M. Gilles, Mme Mimiague

T. com. Lille Métropole, du 3 déc. 2019,…

3 décembre 2019

Par contrat du 31 janvier 2012, la société Jacadi a concédé à titre exclusif à la société de droit anglais Grosvenor resources limited représentée par Mme X la distribution des produits Jacadi dans le quartier de Chelsea à Londres. Ce contrat précise être conclu intuitu personae à l'égard de Mme X, pour une durée d'une année de test suivant l'ouverture du premier magasin, suivi le cas échéant de quatre années, prorogée jusqu'à la fin de la saison en cours. Il est encore précisé (article 24) que le contrat pourra être renouvelé pour une durée de cinq ans, la décision devant être prise et notifiée au moins six mois avant le terme, avec obligation d'établir un nouveau contrat, précision faite qu'en cas de non-renouvellement, aucune indemnité, de quelque nature qu'elle soit, ne sera due, pour quelque cause que ce soit. Par amendement, la société French Chidrens Wear Ltd a été substituée à la première personne morale concessionnaire.
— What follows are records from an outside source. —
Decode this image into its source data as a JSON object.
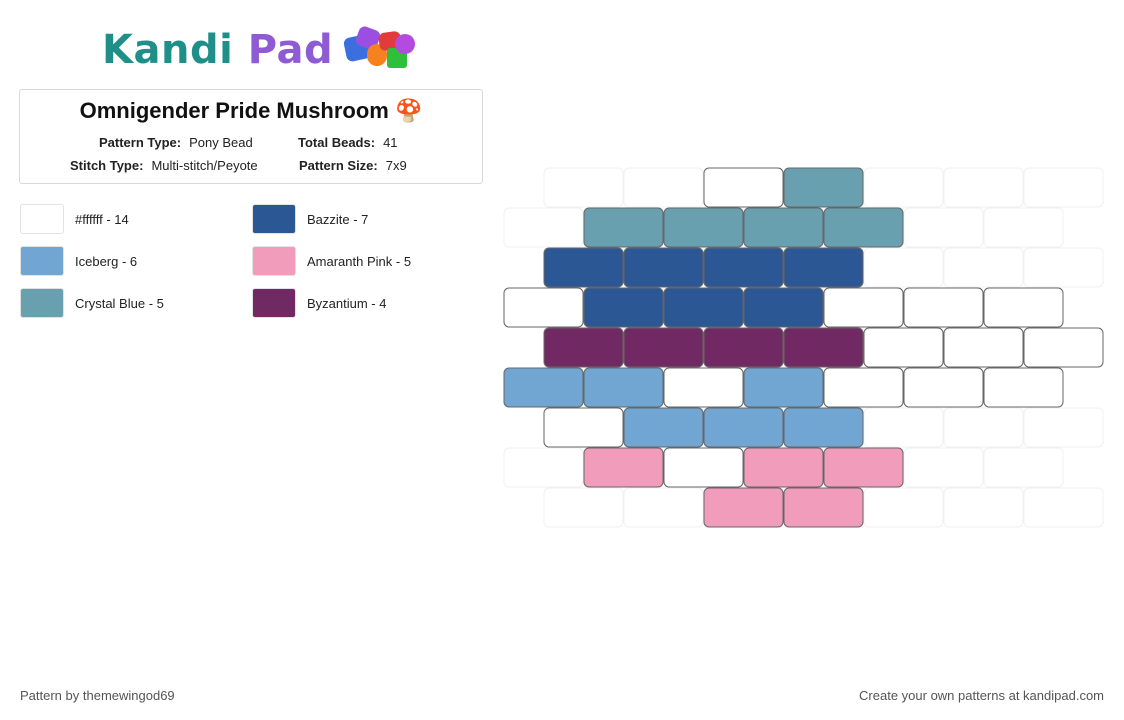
{
  "logo": {
    "part1": "Kandi",
    "part2": "Pad"
  },
  "pattern": {
    "title": "Omnigender Pride Mushroom 🍄",
    "type_label": "Pattern Type:",
    "type_value": "Pony Bead",
    "beads_label": "Total Beads:",
    "beads_value": "41",
    "stitch_label": "Stitch Type:",
    "stitch_value": "Multi-stitch/Peyote",
    "size_label": "Pattern Size:",
    "size_value": "7x9"
  },
  "legend": [
    {
      "label": "#ffffff - 14",
      "color": "#ffffff"
    },
    {
      "label": "Iceberg - 6",
      "color": "#71a6d2"
    },
    {
      "label": "Crystal Blue - 5",
      "color": "#68a0b0"
    },
    {
      "label": "Bazzite - 7",
      "color": "#2c5795"
    },
    {
      "label": "Amaranth Pink - 5",
      "color": "#f19cbb"
    },
    {
      "label": "Byzantium - 4",
      "color": "#702963"
    }
  ],
  "bead_grid": {
    "colors": {
      "W": "#ffffff",
      "I": "#71a6d2",
      "C": "#68a0b0",
      "B": "#2c5795",
      "P": "#f19cbb",
      "Z": "#702963"
    },
    "rows": [
      [
        "",
        "",
        "W",
        "C",
        "",
        "",
        ""
      ],
      [
        "",
        "C",
        "C",
        "C",
        "C",
        "",
        ""
      ],
      [
        "B",
        "B",
        "B",
        "B",
        "",
        "",
        ""
      ],
      [
        "W",
        "B",
        "B",
        "B",
        "W",
        "W",
        "W"
      ],
      [
        "Z",
        "Z",
        "Z",
        "Z",
        "W",
        "W",
        "W"
      ],
      [
        "I",
        "I",
        "W",
        "I",
        "W",
        "W",
        "W"
      ],
      [
        "W",
        "I",
        "I",
        "I",
        "",
        "",
        ""
      ],
      [
        "",
        "P",
        "W",
        "P",
        "P",
        "",
        ""
      ],
      [
        "",
        "",
        "P",
        "P",
        "",
        "",
        ""
      ]
    ]
  },
  "footer": {
    "left": "Pattern by themewingod69",
    "right": "Create your own patterns at kandipad.com"
  }
}
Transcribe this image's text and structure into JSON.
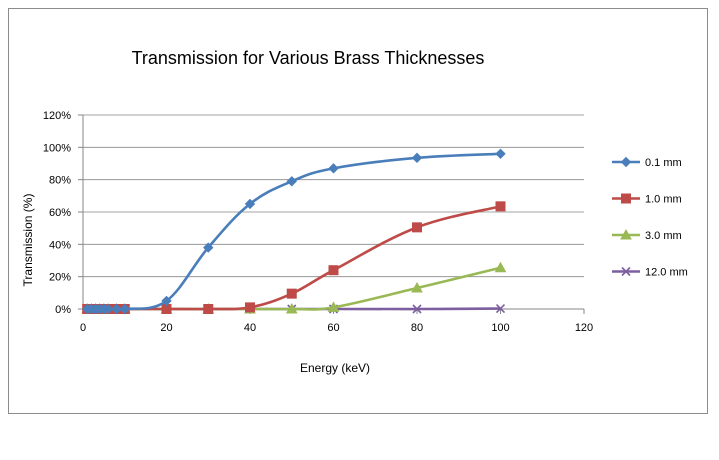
{
  "chart_data": {
    "type": "line",
    "title": "Transmission for Various Brass Thicknesses",
    "xlabel": "Energy (keV)",
    "ylabel": "Transmission (%)",
    "xlim": [
      0,
      120
    ],
    "ylim": [
      0,
      1.2
    ],
    "x_ticks": [
      0,
      20,
      40,
      60,
      80,
      100,
      120
    ],
    "x_tick_labels": [
      "0",
      "20",
      "40",
      "60",
      "80",
      "100",
      "120"
    ],
    "y_ticks": [
      0,
      0.2,
      0.4,
      0.6,
      0.8,
      1.0,
      1.2
    ],
    "y_tick_labels": [
      "0%",
      "20%",
      "40%",
      "60%",
      "80%",
      "100%",
      "120%"
    ],
    "grid": "horizontal",
    "legend_position": "right",
    "x": [
      1,
      2,
      3,
      4,
      5,
      6,
      8,
      10,
      20,
      30,
      40,
      50,
      60,
      80,
      100
    ],
    "series": [
      {
        "name": "0.1 mm",
        "color": "#4a7ebb",
        "marker": "diamond",
        "values": [
          0,
          0,
          0,
          0,
          0,
          0,
          0,
          0,
          0.05,
          0.38,
          0.65,
          0.79,
          0.87,
          0.935,
          0.96
        ]
      },
      {
        "name": "1.0 mm",
        "color": "#be4b48",
        "marker": "square",
        "values": [
          0,
          0,
          0,
          0,
          0,
          0,
          0,
          0,
          0,
          0,
          0.01,
          0.095,
          0.24,
          0.505,
          0.635
        ]
      },
      {
        "name": "3.0 mm",
        "color": "#98b954",
        "marker": "triangle",
        "values": [
          0,
          0,
          0,
          0,
          0,
          0,
          0,
          0,
          0,
          0,
          0,
          0,
          0.01,
          0.13,
          0.255
        ]
      },
      {
        "name": "12.0 mm",
        "color": "#7d5fa0",
        "marker": "x",
        "values": [
          0,
          0,
          0,
          0,
          0,
          0,
          0,
          0,
          0,
          0,
          0,
          0,
          0,
          0,
          0.003
        ]
      }
    ]
  }
}
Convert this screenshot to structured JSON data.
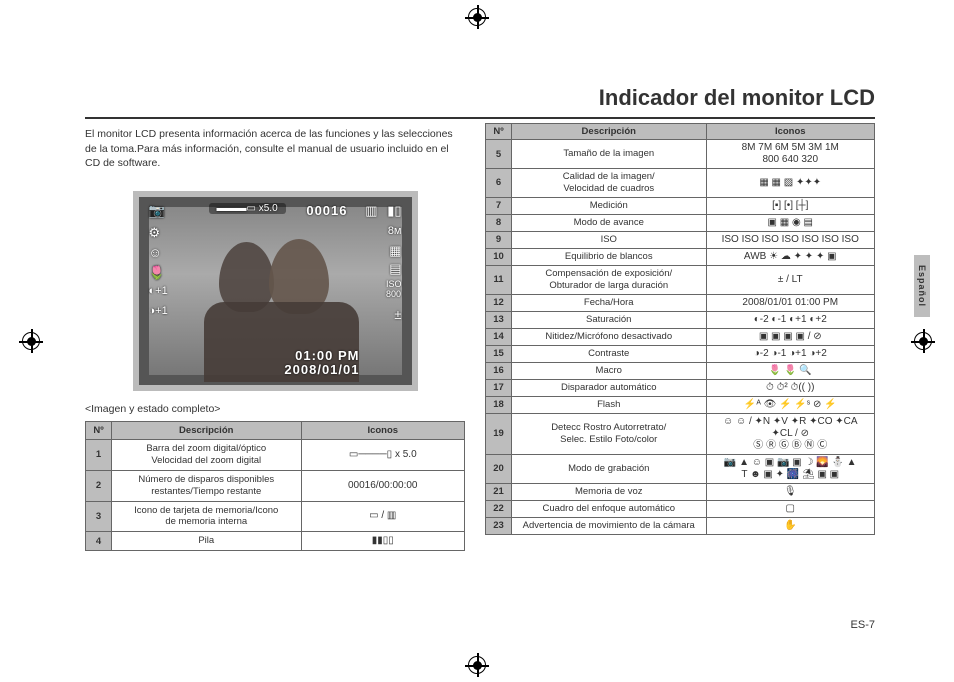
{
  "title": "Indicador del monitor LCD",
  "intro": "El monitor LCD presenta información acerca de las funciones y las selecciones de la toma.Para más información, consulte el manual de usuario incluido en el CD de software.",
  "lcd": {
    "zoom_label": "x5.0",
    "counter": "00016",
    "clock": "01:00 PM",
    "date": "2008/01/01",
    "overlay_icons_left": [
      "📷",
      "⚙",
      "☺",
      "🌷",
      "◐+1",
      "◑+1"
    ],
    "overlay_icons_right": [
      "8M",
      "▦",
      "▤",
      "150 800",
      "±"
    ],
    "overlay_top_icons": [
      "🔋",
      "📶"
    ]
  },
  "caption": "<Imagen y estado completo>",
  "table_headers": {
    "num": "Nº",
    "desc": "Descripción",
    "icons": "Iconos"
  },
  "left_rows": [
    {
      "n": "1",
      "desc": "Barra del zoom digital/óptico\nVelocidad del zoom digital",
      "icons": "▭────▯ x 5.0"
    },
    {
      "n": "2",
      "desc": "Número de disparos disponibles\nrestantes/Tiempo restante",
      "icons": "00016/00:00:00"
    },
    {
      "n": "3",
      "desc": "Icono de tarjeta de memoria/Icono\nde memoria interna",
      "icons": "▭ / ▥"
    },
    {
      "n": "4",
      "desc": "Pila",
      "icons": "▮▮▯▯"
    }
  ],
  "right_rows": [
    {
      "n": "5",
      "desc": "Tamaño de la imagen",
      "icons": "8M 7M 6M 5M 3M 1M\n800 640 320"
    },
    {
      "n": "6",
      "desc": "Calidad de la imagen/\nVelocidad de cuadros",
      "icons": "▦ ▦ ▨ ✦✦✦"
    },
    {
      "n": "7",
      "desc": "Medición",
      "icons": "[▪] [•] [┼]"
    },
    {
      "n": "8",
      "desc": "Modo de avance",
      "icons": "▣ ▦ ◉ ▤"
    },
    {
      "n": "9",
      "desc": "ISO",
      "icons": "ISO ISO ISO ISO ISO ISO ISO"
    },
    {
      "n": "10",
      "desc": "Equilibrio de blancos",
      "icons": "AWB ☀ ☁ ✦ ✦ ✦ ▣"
    },
    {
      "n": "11",
      "desc": "Compensación de exposición/\nObturador de larga duración",
      "icons": "± / LT"
    },
    {
      "n": "12",
      "desc": "Fecha/Hora",
      "icons": "2008/01/01 01:00 PM"
    },
    {
      "n": "13",
      "desc": "Saturación",
      "icons": "◐-2 ◐-1 ◐+1 ◐+2"
    },
    {
      "n": "14",
      "desc": "Nitidez/Micrófono desactivado",
      "icons": "▣ ▣ ▣ ▣ / ⊘"
    },
    {
      "n": "15",
      "desc": "Contraste",
      "icons": "◑-2 ◑-1 ◑+1 ◑+2"
    },
    {
      "n": "16",
      "desc": "Macro",
      "icons": "🌷 🌷 🔍"
    },
    {
      "n": "17",
      "desc": "Disparador automático",
      "icons": "⏱ ⏱² ⏱(( ))"
    },
    {
      "n": "18",
      "desc": "Flash",
      "icons": "⚡ᴬ 👁 ⚡ ⚡ˢ ⊘ ⚡"
    },
    {
      "n": "19",
      "desc": "Detecc Rostro Autorretrato/\nSelec. Estilo Foto/color",
      "icons": "☺ ☺ / ✦N ✦V ✦R ✦CO ✦CA ✦CL / ⊘\nⓈ Ⓡ Ⓖ Ⓑ Ⓝ Ⓒ"
    },
    {
      "n": "20",
      "desc": "Modo de grabación",
      "icons": "📷 ▲ ☺ ▣ 📷 ▣ ☽ 🌄 ⛄ ▲\nT ☻ ▣ ✦ 🎆 ⛱ ▣ ▣"
    },
    {
      "n": "21",
      "desc": "Memoria de voz",
      "icons": "🎙"
    },
    {
      "n": "22",
      "desc": "Cuadro del enfoque automático",
      "icons": "▢"
    },
    {
      "n": "23",
      "desc": "Advertencia de movimiento de la cámara",
      "icons": "✋"
    }
  ],
  "lang_tab": "Español",
  "page_number": "ES-7",
  "colors": {
    "header_bg": "#bdbdbd",
    "border": "#666666",
    "title_rule": "#333333",
    "lcd_border": "#bbbbbb",
    "lcd_bg": "#555555"
  }
}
Ce contrat mentionne que le concessionnaire a reçu l'ensemble des informations précontractuelles légalement requises lors d'entretiens et au minimum plus de trente jours avant la signature. Il comporte une clause de non-concurrence post-contractuelle, limitée à une année après la cessation de la relation contractuelle (article 27). Ce contrat a été amendé par acte du 13 septembre 2012, conclu pour étendre le territoire concédé au quartier Knightsbridge à la condition de l'ouverture avant le 30 décembre 2012 d'un magasin dans Brampton Road. Le premier magasin a été ouvert le 6 octobre 2012. Le contrat de concession a été encore amendé par acte du 12 janvier 2015, conclu pour étendre le territoire concédé à 13 nouveaux districts à la condition d'ouvrir 10 nouveaux magasins avec un minimum d'une ouverture par an. Par acte du 24 décembre 2015, les parties sont encore convenues d'étendre le territoire concédé aux quartiers de Hampstead et Windsor, à compter de l'ouverture d'un point de vente. Le contrat a été amendé par acte du 21 mars 2016, portant sur des garanties de marge, sur la reprise d'invendus, sur des règles de fonctionnement dont la soumission du franchisé aux recommandations commerciales et aux prix agréés, avec clause pénale. Un dernier amendement, du 22 novembre 2016, a porté sur le changement d'adresse d'entrepôt du franchiseur.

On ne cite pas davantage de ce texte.